Un homme s’adressait à un dieu et le priait de le faire mourir au combat, parce qu’il ne lui restait plus rien à attendre de la vie.

— « Fais qu’on m’envoie une balle mortelle, toi dont la bienveillance est incommensurable » répéta Tchedi. Comment une société pouvait-elle conduire un homme, apparemment calme et courageux, à prier pour une balle ?

Le second chant semblait encore plus incroyable :

« Seul l’homme mort est heureux !

Volent les avions,

Tonnent les canons, avancent les tanks.

Sifflent les balles, tremblent les vivants

Et s’amoncellent les cadavres… »

Veda Kong chantait, penchée sur les cordes à la résonance nostalgique et terrible. Une petite ride nouvelle et amère altéra ses lèvres faites pour sourire :

« Tu t’approches de la mer,

des cadavres sur les vagues… »

L’image avait à peine disparue que Faï Rodis se leva et dit avec amertume :

— Veda Kong a senti mieux que nous la souffrance incommensurable endurée par nos ancêtres.

— L’anti-humanisme était-il donc si largement répandu à l’EMD ? A-t-il vraiment déterminé le cours de toute vie ? interrogea Tchedi.
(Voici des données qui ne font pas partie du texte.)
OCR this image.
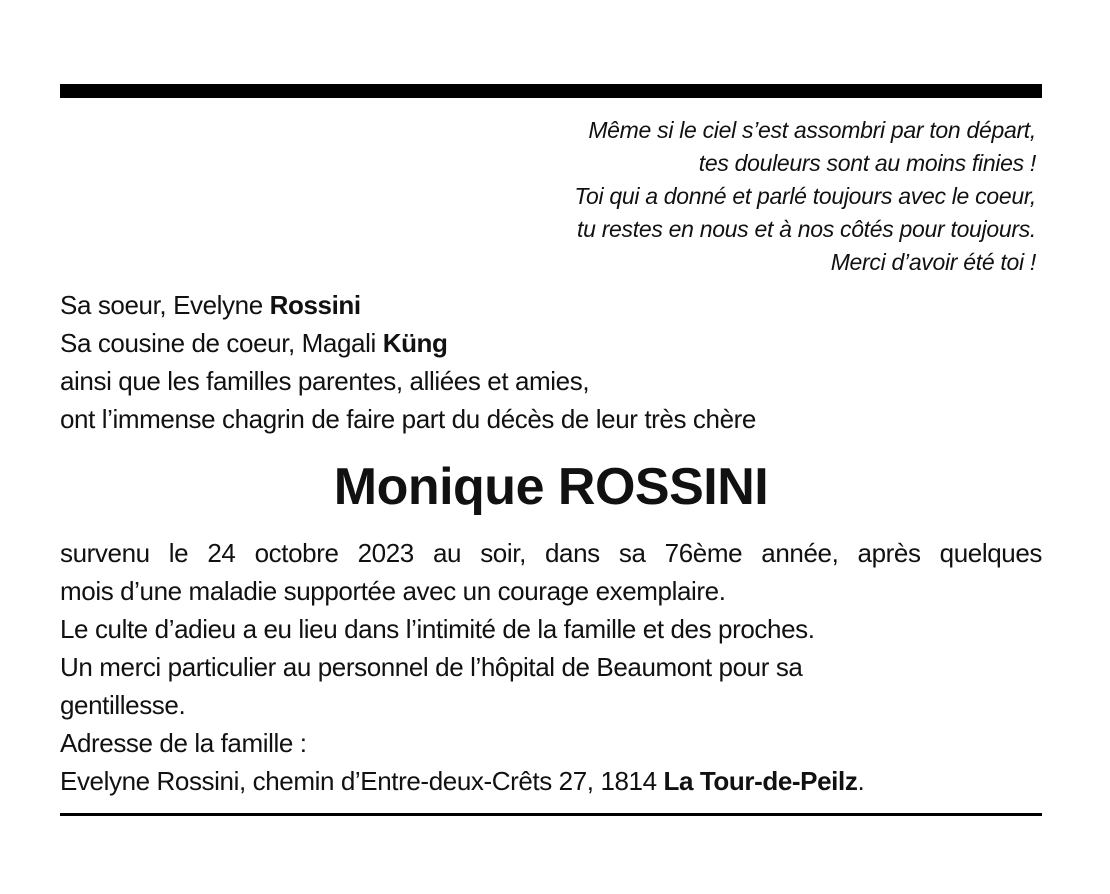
Même si le ciel s’est assombri par ton départ,
tes douleurs sont au moins finies !
Toi qui a donné et parlé toujours avec le coeur,
tu restes en nous et à nos côtés pour toujours.
Merci d’avoir été toi !
Sa soeur, Evelyne Rossini
Sa cousine de coeur, Magali Küng
ainsi que les familles parentes, alliées et amies,
ont l’immense chagrin de faire part du décès de leur très chère
Monique ROSSINI
survenu le 24 octobre 2023 au soir, dans sa 76ème année, après quelques
mois d’une maladie supportée avec un courage exemplaire.
Le culte d’adieu a eu lieu dans l’intimité de la famille et des proches.
Un merci particulier au personnel de l’hôpital de Beaumont pour sa
gentillesse.
Adresse de la famille :
Evelyne Rossini, chemin d’Entre-deux-Crêts 27, 1814 La Tour-de-Peilz.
— Non, heureusement. Et pourtant, l’anti-humanisme a pénétré partout, même l’art. Les plus grands poètes de cette époque se sont permis d’écrire des vers du genre de ceux-ci.

Rodis, prononça d’une voix grave et forte :

— « Tire plus dru sur celui qui a peur, claque sur la foule qui court, parabellum ! »

— Mais c’est impossible ! s’étonna Tchedi. Qu’est-ce qu’un parabellum ?

— Un revolver de poche qui tire des balles.

— Alors, c’est sérieux ? On tire plusieurs balles sur ceux qui s’enfuient et essayent d’échapper au danger ?

Tchedi s’assombrit.

— C’est tout à fait sérieux.

— Mais à quoi est-ce que cela a mené ?

En guise de réponse, Rodis ouvrit la paroi latérale du SVP et en sortit l’étui oblong rhomboïde d’un orgue à onde de cristal. Le tenant dans les doigts écartés de sa main gauche, elle passa dessus à plusieurs reprises sa main droite. Une musique puissante et malfaisante retentit, déferlant comme une vague dans laquelle s’enfonçaient et se noyaient les accords dissonants de sons distendus. Mais ces plaintes assourdies se renforçaient, se fondaient et se tordaient en un tourbillon de malédictions et de railleries.

Involontairement Tchedi se recroquevilla.

Les sons stridents, tour à tour croissants et décroissants, éclatèrent en un rugissement assourdi. Dans le chaos de cette mélodie déréglée et heurtée, monta la voix de Faï Rodis :

« Oh, Terre, cesse de rire de moi,

Rejette tes vêtements de pauvresse,

Et reste telle que tu es : une étoile

Que de part en part, le feu transperce ! »

On entendit un sifflement assourdissant suivi d’un hurlement, comme s’il s’agissait d’une explosion atomique, la musique s’interrompit.

— Qu’est-ce que c’était ? D’où ? demanda Tchedi en poussant un soupir.

— « Adieu à la planète de tristesse et de fureur », 5e période de l’ERM. Les vers sont encore plus anciens, et je soupçonne le poète d’y avoir mis jadis une certaine intention lyrique. Le désir de supprimer totalement la vie malheureuse sur la planète qui a envahi ses descendants a été en partie réalisé lors de la fuite des ancêtres des Tormansiens.

— Et malgré tout cela, notre Terre a connu une renaissance claire et pure.

— Oui, mais cela n’a pas été le cas de l’humanité toute entière. Ici, sur Tormans, tout se répète.

Tchedi se serra contre Faï Rodis comme une fillette cherchant la protection de sa mère.